The role of validator is to validate documents before conversions. This is done in order to stop user from transforming a malformed document, as this could cause an error during conversion, or an unexpected result. Unfortunately, the validator is only capable of validating very few document formats (some XML documents) and hence it is not used very often.
Then there are converters, which do the conversion from one format to another. Each converter must be able to provide a list of all possible conversions it can do and also perform a conversion. Currently there are 3 different converters: XslConverter, TEIConverter and OOConverter. XslConverter and TEIConverter are using xsl style-sheets to convert between different form of XML documents. The main difference between them is that TEIConverter is used for a more complex conversions, e.g. conversions to and from docx and odt. The OOConverter is using a JODConverter library to start OpenOffice.org in a headless mode and then calls it to convert a document.

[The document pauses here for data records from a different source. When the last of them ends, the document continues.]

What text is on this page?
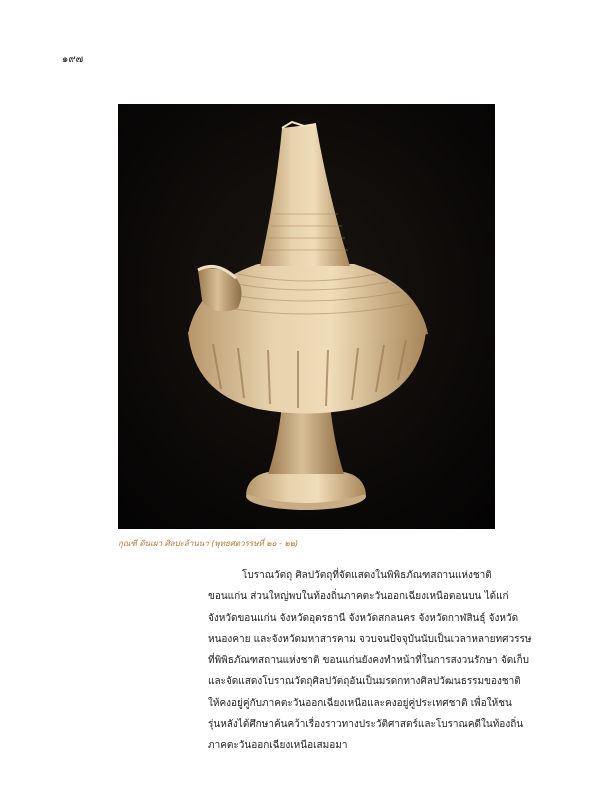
๑๙๗
กุณฑี ดินเผา ศิลปะล้านนา (พุทธศตวรรษที่ ๒๐ - ๒๒)

โบราณวัตถุ ศิลปวัตถุที่จัดแสดงในพิพิธภัณฑสถานแห่งชาติ
ขอนแก่น ส่วนใหญ่พบในท้องถิ่นภาคตะวันออกเฉียงเหนือตอนบน ได้แก่
จังหวัดขอนแก่น จังหวัดอุดรธานี จังหวัดสกลนคร จังหวัดกาฬสินธุ์ จังหวัด
หนองคาย และจังหวัดมหาสารคาม จวบจนปัจจุบันนับเป็นเวลาหลายทศวรรษ
ที่พิพิธภัณฑสถานแห่งชาติ ขอนแก่นยังคงทำหน้าที่ในการสงวนรักษา จัดเก็บ
และจัดแสดงโบราณวัตถุศิลปวัตถุอันเป็นมรดกทางศิลปวัฒนธรรมของชาติ
ให้คงอยู่คู่กับภาคตะวันออกเฉียงเหนือและคงอยู่คู่ประเทศชาติ เพื่อให้ชน
รุ่นหลังได้ศึกษาค้นคว้าเรื่องราวทางประวัติศาสตร์และโบราณคดีในท้องถิ่น
ภาคตะวันออกเฉียงเหนือเสมอมา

More plug-ins (both converters and validators) can be added quite easily. If you are interested in this, I suggest reading http://enrich-ege.sourceforge.net/creation.html.
Web service is a servlet, that uses the framework to perform conversions. It is REST-full and you can control it simply using POST and GET request. First you need to send GET request asking for all the possible input formats. Then you need to send another GET request to get all possible output formats from a given input format. After this, you need to POST your file into a given URL and that's it. This can be particularly useful for batch processing a large number of files. For more information read . Of course, if you already know the URL for the conversion, it is enough to POST your file to this URL without having to go through all these steps.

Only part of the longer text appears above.